Berikut nama-nama korban meninggal dunia dan telah diidentifikasi oleh pihak RS Bhayangkara Lumajang:
1. Tn. Riyono warga Babatan Kota Surabaya
2. Ny. Yelis Agustiana warga Dukuh Pakis Kota Surabaya
3. Tn. Gatot Hari Cahyono warga Gubeng Kota Surabaya
4. Tn. Nur Muhamad warga Karang Pilang Kota Surabaya
5. Ny. Sumarti warga Pakis Kota Surabaya
6. Tn. Edi Sugianto warga Pakis Gunung Sawahan Kota Surabaya
7. Ny. Titik Ristianti warga Putat Jaya Kota Surabaya
8. Tn. Suyono warga Tandes Kota Surabaya
9. Tn. Sukarnoto warga Putat Jaya Timur Kota Surabaya
10. Ny. Mariana warga Banyuurip Wetan, Sawahan Kota Surabaya
11. Ny. Sri Rahayu warga Simo Mulyo baru Kota Surabaya.
"Dari 11 jenazah tersebut, 10 di antaranya sudah dipulangkan ke rumah duka di Kota Surabaya, sedangkan satu jenazah atas nama Sri Rahayu masih berada di Instalasi Pemulasaran Jenazah RSUD dr Haryoto Lumajang," ujar AKBP Agus.
Sementara data korban yang mengalami luka berat dan mendapat perawatan di ICU RSUD dr. Haryoto Lumajang yakni Tn. Warsito (60) warga Banyu Urip Wetan Kota Surabaya, Ny. Ardhika (57) warga Perumahan Grand Hasanah Surabaya, dan anak Alena (4) yang merupakan cucu dari Ny. Sri Rahayu.

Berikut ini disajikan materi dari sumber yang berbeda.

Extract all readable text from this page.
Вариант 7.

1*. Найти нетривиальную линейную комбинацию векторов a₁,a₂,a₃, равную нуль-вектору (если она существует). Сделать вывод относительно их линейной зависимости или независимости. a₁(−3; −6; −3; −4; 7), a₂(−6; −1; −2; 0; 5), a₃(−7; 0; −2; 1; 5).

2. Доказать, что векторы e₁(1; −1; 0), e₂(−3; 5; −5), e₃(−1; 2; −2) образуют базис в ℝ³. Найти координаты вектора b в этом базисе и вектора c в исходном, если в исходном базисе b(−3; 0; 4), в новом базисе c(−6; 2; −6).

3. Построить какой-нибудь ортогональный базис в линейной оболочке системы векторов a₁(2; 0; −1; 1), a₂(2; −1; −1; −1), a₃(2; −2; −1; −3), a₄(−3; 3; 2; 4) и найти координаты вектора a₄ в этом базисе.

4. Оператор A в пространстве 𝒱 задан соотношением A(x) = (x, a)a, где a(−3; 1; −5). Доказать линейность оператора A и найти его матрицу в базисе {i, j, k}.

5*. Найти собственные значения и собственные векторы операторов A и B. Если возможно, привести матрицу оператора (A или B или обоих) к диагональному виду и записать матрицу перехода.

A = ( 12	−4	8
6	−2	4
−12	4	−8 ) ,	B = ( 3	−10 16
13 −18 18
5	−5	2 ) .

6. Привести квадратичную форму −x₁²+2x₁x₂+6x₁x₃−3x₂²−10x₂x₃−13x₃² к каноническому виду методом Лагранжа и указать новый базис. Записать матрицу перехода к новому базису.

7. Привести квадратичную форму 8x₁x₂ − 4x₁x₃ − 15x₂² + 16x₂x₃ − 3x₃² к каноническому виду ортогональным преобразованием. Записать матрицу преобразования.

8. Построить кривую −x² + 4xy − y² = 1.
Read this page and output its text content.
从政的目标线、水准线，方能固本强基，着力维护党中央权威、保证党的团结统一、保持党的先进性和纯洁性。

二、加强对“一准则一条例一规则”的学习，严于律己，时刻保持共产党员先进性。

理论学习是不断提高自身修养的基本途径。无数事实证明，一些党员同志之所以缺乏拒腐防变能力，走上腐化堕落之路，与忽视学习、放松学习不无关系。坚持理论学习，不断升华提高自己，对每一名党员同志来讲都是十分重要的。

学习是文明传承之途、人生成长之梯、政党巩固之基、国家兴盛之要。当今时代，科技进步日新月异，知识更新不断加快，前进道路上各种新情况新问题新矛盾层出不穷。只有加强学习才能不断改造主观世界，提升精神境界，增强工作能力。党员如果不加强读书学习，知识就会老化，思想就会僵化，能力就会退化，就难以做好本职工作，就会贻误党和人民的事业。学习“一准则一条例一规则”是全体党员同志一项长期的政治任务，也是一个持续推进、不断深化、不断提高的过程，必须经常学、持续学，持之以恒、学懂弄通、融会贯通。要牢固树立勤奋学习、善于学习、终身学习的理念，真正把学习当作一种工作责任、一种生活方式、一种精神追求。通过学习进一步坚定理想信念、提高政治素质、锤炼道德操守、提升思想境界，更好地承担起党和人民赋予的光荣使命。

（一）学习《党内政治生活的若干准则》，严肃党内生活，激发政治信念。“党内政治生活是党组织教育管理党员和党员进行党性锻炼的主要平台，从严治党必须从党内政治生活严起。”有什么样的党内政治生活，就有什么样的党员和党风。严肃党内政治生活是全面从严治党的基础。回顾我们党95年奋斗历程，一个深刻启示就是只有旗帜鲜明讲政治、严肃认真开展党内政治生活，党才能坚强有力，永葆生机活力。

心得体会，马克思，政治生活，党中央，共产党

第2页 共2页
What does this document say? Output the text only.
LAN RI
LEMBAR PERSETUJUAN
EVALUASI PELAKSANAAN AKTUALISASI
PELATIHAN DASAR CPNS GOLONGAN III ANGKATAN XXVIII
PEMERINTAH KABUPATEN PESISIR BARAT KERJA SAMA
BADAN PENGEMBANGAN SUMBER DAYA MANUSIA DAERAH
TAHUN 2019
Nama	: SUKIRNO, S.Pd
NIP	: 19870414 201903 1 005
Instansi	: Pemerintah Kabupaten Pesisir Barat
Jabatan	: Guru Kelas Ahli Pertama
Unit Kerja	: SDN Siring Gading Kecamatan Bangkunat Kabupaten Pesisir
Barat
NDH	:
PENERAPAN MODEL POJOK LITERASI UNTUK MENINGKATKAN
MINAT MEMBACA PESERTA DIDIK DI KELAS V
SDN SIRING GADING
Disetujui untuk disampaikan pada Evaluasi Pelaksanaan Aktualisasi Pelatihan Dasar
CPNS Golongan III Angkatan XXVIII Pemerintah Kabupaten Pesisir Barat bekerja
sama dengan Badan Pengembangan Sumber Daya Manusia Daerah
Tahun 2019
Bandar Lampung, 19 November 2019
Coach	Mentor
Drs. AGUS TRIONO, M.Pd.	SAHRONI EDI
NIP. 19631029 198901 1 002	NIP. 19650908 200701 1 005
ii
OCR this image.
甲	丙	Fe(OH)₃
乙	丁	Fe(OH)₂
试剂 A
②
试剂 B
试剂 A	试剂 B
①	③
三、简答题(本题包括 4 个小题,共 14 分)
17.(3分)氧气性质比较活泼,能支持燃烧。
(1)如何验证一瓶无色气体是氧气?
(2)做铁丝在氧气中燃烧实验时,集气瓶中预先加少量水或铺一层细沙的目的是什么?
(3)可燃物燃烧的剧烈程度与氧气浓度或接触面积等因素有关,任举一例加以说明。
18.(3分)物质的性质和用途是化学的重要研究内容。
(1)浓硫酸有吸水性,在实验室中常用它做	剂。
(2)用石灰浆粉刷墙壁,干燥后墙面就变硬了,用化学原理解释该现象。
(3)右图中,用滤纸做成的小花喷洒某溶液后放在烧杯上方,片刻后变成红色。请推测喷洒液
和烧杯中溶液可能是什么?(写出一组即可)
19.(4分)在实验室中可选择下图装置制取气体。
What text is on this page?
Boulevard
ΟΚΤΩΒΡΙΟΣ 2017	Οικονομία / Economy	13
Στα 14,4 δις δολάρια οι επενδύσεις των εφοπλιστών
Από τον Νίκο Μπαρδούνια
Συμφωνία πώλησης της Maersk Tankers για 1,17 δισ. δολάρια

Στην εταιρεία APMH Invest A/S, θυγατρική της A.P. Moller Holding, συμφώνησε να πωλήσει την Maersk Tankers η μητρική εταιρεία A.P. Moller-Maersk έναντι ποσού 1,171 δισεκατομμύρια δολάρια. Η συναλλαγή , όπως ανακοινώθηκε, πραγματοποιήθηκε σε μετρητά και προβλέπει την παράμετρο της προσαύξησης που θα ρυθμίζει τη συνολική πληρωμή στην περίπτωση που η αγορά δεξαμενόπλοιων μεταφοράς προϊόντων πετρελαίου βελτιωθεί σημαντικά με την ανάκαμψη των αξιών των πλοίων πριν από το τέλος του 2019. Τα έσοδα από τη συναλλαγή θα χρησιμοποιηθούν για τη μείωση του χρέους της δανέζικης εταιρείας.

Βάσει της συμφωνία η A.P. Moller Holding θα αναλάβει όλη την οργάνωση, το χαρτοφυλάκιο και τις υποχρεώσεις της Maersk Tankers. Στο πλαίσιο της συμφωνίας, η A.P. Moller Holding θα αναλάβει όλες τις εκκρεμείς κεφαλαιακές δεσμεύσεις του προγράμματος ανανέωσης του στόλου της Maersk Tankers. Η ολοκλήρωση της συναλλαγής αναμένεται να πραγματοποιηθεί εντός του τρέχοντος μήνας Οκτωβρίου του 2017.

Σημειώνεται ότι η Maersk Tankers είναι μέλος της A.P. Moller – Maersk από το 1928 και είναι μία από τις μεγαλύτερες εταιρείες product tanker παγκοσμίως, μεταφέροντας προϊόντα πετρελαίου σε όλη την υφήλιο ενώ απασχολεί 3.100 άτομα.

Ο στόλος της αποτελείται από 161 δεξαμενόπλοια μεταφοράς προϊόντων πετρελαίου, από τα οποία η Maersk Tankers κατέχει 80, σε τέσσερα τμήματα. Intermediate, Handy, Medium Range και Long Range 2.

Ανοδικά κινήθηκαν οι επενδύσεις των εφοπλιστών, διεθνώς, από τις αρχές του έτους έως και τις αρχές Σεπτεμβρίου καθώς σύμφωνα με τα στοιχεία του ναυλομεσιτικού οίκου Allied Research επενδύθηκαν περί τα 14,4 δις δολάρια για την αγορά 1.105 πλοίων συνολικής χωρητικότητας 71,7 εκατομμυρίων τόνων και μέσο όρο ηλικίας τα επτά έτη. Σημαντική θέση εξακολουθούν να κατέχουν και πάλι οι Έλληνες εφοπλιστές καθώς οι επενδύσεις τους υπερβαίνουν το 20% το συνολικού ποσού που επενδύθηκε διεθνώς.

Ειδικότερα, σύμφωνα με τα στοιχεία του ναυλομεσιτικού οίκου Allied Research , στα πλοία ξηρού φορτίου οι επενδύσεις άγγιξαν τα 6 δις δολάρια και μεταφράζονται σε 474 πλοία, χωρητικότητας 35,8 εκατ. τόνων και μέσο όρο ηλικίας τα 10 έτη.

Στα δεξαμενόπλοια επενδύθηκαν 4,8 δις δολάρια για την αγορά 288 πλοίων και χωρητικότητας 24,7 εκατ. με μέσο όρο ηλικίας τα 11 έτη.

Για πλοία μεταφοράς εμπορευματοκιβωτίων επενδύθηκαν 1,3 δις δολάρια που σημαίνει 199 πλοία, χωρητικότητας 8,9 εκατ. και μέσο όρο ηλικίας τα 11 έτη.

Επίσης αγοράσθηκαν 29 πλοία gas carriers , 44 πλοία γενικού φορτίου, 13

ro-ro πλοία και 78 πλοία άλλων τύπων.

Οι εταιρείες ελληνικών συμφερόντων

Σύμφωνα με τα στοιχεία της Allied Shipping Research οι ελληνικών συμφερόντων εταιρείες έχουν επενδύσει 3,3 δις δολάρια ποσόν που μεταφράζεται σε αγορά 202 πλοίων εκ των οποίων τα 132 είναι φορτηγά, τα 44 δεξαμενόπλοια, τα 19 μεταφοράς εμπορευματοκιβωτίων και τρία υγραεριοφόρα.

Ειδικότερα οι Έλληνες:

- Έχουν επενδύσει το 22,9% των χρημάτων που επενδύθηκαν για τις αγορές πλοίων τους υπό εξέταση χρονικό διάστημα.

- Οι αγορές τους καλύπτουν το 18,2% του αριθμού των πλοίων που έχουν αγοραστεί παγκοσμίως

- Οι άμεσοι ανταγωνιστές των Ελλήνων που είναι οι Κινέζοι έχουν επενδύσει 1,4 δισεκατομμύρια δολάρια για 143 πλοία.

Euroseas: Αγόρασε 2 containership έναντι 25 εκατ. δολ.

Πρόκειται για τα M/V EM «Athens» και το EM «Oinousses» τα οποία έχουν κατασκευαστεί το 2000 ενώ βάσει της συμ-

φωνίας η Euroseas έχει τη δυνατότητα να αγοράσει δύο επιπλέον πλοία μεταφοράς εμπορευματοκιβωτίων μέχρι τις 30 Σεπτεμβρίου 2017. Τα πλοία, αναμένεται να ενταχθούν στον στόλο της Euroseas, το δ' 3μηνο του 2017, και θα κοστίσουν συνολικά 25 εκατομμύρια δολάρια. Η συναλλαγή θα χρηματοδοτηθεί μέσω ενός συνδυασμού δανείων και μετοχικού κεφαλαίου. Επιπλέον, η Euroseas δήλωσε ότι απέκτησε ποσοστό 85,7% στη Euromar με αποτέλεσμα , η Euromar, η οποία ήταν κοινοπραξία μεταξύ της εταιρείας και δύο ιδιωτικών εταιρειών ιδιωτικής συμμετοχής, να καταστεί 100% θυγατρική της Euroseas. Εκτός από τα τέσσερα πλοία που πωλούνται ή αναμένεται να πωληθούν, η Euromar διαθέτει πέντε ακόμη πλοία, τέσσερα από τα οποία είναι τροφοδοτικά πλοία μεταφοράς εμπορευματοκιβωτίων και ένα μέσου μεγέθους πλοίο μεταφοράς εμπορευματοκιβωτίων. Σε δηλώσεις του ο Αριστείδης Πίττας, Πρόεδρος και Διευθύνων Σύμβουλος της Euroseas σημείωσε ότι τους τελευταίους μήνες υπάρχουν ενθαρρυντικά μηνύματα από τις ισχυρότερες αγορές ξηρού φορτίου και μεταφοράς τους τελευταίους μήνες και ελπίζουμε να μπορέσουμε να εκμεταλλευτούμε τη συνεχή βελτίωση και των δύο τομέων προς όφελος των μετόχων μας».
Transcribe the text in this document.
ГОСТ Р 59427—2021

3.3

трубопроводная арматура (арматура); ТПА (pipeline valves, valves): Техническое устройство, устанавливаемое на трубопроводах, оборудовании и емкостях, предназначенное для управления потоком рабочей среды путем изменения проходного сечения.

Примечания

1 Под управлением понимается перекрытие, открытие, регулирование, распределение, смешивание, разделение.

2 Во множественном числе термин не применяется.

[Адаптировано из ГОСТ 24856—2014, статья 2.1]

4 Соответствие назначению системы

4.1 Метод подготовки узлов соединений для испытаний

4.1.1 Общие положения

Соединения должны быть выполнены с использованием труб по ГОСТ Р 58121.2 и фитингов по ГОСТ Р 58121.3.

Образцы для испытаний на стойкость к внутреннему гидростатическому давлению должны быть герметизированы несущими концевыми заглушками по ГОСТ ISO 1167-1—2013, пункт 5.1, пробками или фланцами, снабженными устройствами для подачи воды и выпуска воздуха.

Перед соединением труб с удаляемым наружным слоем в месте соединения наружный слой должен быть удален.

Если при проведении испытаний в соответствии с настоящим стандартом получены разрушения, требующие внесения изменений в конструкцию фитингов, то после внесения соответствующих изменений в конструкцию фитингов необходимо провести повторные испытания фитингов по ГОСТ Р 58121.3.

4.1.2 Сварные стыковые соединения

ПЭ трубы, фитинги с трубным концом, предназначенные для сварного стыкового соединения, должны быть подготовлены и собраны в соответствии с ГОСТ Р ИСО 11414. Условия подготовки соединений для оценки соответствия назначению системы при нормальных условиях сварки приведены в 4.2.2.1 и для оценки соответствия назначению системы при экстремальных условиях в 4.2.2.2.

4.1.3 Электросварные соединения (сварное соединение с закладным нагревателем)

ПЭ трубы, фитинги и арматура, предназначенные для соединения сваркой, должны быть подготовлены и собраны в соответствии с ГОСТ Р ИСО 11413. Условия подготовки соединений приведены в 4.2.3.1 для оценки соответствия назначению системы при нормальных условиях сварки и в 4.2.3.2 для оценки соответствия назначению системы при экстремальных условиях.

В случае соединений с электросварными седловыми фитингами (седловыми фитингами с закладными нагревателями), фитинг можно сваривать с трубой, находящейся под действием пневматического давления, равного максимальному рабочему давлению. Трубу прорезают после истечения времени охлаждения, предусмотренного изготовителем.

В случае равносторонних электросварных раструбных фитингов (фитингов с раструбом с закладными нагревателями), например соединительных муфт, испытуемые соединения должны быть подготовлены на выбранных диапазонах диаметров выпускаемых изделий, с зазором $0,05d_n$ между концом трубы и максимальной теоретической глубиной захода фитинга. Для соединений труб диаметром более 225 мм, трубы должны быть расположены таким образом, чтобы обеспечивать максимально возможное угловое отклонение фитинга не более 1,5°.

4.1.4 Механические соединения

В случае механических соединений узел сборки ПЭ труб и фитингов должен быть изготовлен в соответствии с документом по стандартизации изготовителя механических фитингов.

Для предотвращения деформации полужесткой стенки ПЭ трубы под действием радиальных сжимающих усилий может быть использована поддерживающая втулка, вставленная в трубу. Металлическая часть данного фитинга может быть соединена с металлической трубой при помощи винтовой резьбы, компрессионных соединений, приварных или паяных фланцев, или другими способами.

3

"Satu korban yang mengalami luka berat dirujuk rawat di RS Bhayangkara Lumajang atas nama Tn. Bayu Trinanto (58) warga Kembang Kuning Kulon Surabaya," katanya.
Seperti diketahui, sebuah minibus jenis Isuzu Elf bernomor polisi N 7646 T tertabrak KA Probowangi di perlintasan kereta api tidak terjaga di Desa Ranupakis, Kecamatan Klakah, Kabupaten Lumajang, pada Minggu (19/11) malam sekira pukul 19.53 WIB yang mengakibatkan 11 orang penumpang minibus meninggal dunia dan empat orang mengalami luka berat.
Dari 11 korban meninggal, seluruhnya sudah teridentifikasi dan merupakan warga Kota Surabaya.
"Sebagian keluarga korban yang meninggal dunia tadi ada di Instalasi Pemulasaraan Jenazah RSUD dr. Haryoto Lumajang untuk memastikan jenazah tersebut adalah keluarganya," tuturnya.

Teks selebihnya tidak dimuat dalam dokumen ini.